By Bryant Manning, Chicago Sun-Times
April 2, 2008
While the area's countless new music ensembles remind us that classical music is indeed still young, Music of the Baroque continues to make 18th century repertoire sound as youthful as ever. Now in its 36th season, the group has achieved a sustained success under music director Jane Glover, who in six years at the helm, has brought on board her early music expertise along with a flair for modern and neglected works. Add in a chorus and orchestra assembled from the area's finest musicians -- and the result is yet another local cultural jewel.
There was something especially alluring about Glover's first performance with MOB in Bach's prodigious "St.

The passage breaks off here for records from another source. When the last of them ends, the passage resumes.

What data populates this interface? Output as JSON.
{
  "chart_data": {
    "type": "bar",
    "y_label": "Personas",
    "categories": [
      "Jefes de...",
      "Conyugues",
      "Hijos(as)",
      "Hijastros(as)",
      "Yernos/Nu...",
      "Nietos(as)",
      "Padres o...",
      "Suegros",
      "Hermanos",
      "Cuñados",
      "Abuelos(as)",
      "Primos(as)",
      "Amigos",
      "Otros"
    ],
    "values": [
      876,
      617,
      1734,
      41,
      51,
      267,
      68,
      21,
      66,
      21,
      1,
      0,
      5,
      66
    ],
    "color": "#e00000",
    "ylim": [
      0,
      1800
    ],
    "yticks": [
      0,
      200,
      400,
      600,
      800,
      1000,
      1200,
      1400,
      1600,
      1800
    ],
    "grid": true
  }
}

Matthew Passion," BWV 244, which received a rousing performance Monday night at the Harris Theater. A few surprises, were announced beforehand: Technical glitches nixed supertitles, and understudies Kimberly McCord and William Sharp replaced soprano Christine Brandes and baritone-bass Sanford Sylvan, who were ill. They filled in admirably.
Yet when the choir and the Glen Ellyn Children's Chorus roared forth in the opening chorus, the occasion resumed without a hitch. On the pulpit, Glasgow-born tenor Paul Agnew sermonized brilliantly as the evangelist with a voice like honey, sweet but thick with substance. It's inconceivable to imagine a dull character in this three-hour-plus work, and thankfully Agnew captivated in every single one of his 60-some recitatives.

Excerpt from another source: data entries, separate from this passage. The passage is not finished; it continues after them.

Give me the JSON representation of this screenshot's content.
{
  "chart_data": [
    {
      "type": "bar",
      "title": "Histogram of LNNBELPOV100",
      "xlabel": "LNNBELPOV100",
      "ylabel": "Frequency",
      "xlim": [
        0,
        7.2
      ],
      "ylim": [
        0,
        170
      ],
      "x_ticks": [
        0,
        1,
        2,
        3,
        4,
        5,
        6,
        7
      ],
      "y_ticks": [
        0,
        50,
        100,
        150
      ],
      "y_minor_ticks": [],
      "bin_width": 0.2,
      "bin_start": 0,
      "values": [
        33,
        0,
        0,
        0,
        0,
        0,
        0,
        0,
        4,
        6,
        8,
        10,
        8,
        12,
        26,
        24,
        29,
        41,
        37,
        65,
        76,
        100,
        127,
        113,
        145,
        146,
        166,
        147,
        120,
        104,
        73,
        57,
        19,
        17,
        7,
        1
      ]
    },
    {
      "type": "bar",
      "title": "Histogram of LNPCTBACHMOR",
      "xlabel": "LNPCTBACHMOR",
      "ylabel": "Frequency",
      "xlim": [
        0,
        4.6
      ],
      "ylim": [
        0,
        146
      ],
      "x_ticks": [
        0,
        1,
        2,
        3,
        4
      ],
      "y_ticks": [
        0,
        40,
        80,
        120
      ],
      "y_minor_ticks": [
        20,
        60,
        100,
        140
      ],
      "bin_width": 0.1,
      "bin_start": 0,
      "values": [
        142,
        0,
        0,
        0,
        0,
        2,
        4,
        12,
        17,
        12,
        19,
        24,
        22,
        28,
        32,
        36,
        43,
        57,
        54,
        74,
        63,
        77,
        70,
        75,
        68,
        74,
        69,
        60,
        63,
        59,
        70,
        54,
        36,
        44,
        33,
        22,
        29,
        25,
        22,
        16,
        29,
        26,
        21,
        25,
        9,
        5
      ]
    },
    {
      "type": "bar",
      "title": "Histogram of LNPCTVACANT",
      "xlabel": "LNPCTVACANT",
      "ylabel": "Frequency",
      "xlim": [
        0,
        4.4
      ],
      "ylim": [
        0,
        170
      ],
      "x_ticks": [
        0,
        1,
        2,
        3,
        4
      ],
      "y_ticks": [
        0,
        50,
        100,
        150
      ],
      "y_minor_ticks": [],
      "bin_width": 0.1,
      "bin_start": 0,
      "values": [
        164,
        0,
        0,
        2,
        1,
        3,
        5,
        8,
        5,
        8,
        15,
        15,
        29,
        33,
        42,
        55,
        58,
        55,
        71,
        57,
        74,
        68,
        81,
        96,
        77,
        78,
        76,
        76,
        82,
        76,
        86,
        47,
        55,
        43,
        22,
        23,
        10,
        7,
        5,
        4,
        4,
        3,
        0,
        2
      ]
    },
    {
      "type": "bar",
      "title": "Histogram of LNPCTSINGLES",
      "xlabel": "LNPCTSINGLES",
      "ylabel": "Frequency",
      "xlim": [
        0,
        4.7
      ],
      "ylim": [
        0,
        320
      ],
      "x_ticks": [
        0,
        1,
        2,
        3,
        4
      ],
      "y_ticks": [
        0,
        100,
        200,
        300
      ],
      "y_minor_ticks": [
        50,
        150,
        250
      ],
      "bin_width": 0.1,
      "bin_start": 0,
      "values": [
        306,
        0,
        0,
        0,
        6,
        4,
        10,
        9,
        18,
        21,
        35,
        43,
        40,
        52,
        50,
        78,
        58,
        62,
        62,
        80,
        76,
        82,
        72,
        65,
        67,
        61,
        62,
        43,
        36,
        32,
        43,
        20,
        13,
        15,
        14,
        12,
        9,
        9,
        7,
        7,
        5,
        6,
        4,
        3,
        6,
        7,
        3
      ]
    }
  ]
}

Baritone Christopheren Nomura sang the part of Jesus as if wayward souls depended on it. If there's a blueprint for the portrayal of God's son in the leading hours to his crucifixion, Nomura's bold and courageous enactment ought to be it.

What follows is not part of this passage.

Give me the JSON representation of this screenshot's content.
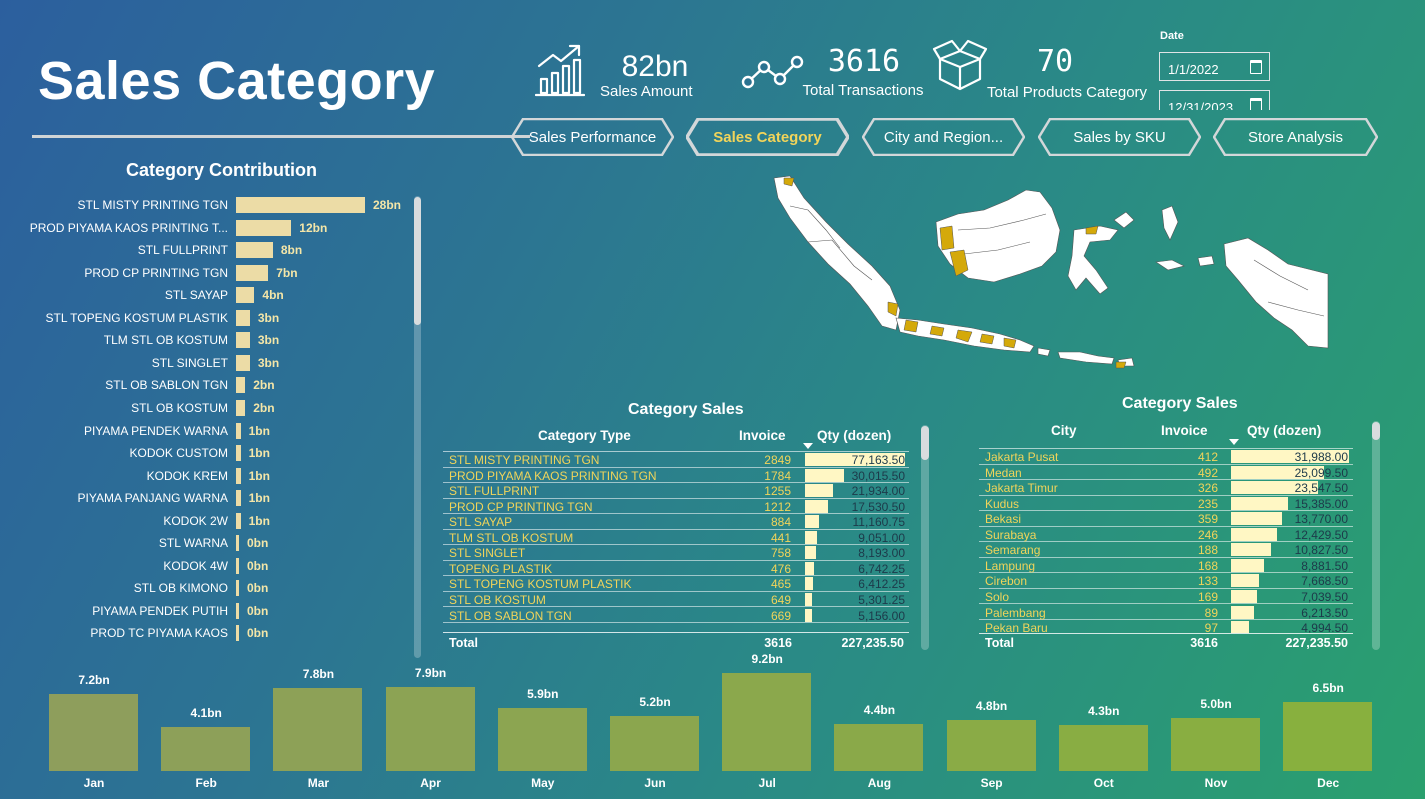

Mezzo Catherine Wyn-Rogers, long familiar on the world's top opera stages, supplied her own heartfelt drama in the night's most moving aria ("Erbarme dich, mein Gott") with the help of a plaintive solo from concertmaster Robert Waters. The orchestra's modern instruments delivered a tempered and smooth sound; tenor Nicholas Phan really played up the operatic energy in his exceptional MOB debut.
The Final Chorus, with its familiar kernels often harvested to elevate movie soundtracks, was stamped with grandeur and volume. Only seismic applause could've brought this celestial night back to reality, and did it ever.